The asset portfolio consists of three owned premium jackup rigs—Perro Negro 7, Perro Negro 8, and Perro Negro 10—alongside two leased premium jackups, Perro Negro 11 and Perro Negro 13.
Currently, four of these units are operational in Saudi Arabia, while Perro Negro 10 is operating in Mexico under an existing charter agreement while maintaining a valid contract in the Kingdom.
Under the terms of the agreement, ADES is required to pay a 10% deposit into an escrow account within five business days of the signing date. The final purchase price of $285 million is subject to standard closing adjustments. ADES intends to fund the transaction through a combination of its existing cash reserves and available credit facilities.
The deal is projected to close during the third quarter (Q3) of 2026, contingent upon the fulfillment of closing conditions and the receipt of necessary regulatory clearances.

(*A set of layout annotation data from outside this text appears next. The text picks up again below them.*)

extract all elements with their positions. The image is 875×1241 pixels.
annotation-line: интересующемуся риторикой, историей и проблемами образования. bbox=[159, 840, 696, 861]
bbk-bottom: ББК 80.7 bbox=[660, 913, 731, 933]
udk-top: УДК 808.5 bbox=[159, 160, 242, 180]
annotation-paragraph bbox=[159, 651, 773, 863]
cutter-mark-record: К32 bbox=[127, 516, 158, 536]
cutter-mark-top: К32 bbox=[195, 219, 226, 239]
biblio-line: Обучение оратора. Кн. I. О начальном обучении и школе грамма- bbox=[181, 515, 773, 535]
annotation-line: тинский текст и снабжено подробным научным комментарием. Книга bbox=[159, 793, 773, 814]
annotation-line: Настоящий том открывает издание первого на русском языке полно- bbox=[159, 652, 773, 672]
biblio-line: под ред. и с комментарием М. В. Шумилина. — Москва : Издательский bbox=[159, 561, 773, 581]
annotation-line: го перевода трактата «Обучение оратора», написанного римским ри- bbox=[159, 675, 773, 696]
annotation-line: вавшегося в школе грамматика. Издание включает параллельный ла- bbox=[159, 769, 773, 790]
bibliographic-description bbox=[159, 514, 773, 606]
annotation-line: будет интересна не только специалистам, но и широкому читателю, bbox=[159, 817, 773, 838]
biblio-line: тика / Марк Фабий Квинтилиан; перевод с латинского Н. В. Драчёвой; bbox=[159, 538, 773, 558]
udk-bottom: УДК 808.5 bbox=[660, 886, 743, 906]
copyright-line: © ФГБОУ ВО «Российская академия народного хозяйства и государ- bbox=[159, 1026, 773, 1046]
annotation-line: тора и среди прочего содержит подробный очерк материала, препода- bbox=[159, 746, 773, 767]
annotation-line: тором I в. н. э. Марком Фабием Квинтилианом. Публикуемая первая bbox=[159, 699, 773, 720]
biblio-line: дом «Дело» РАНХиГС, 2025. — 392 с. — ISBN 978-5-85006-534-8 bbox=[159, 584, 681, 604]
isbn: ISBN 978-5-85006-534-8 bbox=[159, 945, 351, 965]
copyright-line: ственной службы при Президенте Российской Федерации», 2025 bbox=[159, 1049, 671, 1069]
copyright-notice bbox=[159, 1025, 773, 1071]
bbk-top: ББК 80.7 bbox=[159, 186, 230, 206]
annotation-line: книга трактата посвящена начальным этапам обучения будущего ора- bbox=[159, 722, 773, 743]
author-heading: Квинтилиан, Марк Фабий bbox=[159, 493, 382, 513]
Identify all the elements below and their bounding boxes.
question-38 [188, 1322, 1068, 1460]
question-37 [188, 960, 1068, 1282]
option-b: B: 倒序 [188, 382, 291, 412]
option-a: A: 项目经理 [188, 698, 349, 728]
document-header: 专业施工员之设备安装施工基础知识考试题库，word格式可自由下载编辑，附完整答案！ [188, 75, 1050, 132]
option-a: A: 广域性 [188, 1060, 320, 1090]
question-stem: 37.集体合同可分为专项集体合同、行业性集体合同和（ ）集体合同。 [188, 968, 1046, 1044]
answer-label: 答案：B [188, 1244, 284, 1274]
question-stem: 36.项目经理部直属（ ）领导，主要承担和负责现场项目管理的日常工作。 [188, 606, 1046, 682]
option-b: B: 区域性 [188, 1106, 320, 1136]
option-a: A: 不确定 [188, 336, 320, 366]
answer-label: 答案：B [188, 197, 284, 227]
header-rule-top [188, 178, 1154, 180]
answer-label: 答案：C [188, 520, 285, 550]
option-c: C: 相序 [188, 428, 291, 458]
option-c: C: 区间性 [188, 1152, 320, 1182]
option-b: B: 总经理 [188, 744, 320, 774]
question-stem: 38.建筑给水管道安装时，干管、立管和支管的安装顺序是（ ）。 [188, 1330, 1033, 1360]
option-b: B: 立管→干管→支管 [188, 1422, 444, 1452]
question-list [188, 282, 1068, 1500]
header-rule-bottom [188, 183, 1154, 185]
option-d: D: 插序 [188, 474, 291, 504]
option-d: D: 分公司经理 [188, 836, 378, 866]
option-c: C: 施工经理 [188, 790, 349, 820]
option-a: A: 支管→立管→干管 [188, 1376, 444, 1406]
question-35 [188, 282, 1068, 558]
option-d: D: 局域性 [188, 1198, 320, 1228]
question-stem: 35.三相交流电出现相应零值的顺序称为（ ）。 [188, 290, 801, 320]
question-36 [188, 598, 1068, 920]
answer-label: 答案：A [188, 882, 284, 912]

The acquisition is a central component of ADES’s strategy to strengthen its position as a national champion in the drilling sector.
Management noted that the move aligns with the group’s disciplined expansion approach, focusing on high-quality assets with active contracts that provide immediate revenue contribution and cash flow visibility.
The acquired rigs have an average fleet age of 10.4 years, which complements the technical specifications of ADES’s current fleet and allows for seamless operational integration with minimal risk.
From a financial perspective, the company disclosed the historical revenue performance of the target entity, reporting SAR 870.40 million in 2023, SAR 794.6 million in 2024, and SAR 635.8 million in 2025. However, the group clarified that these historical figures are not necessarily indicative of future financial performance following the integration.
Upon the successful completion of the deal, ADES’s total global fleet will expand to 128 units. This total will comprise 88 offshore units—including 51 premium jackups—and 40 onshore rigs. The group currently operates across 20 countries and employs more than 11,000 personnel.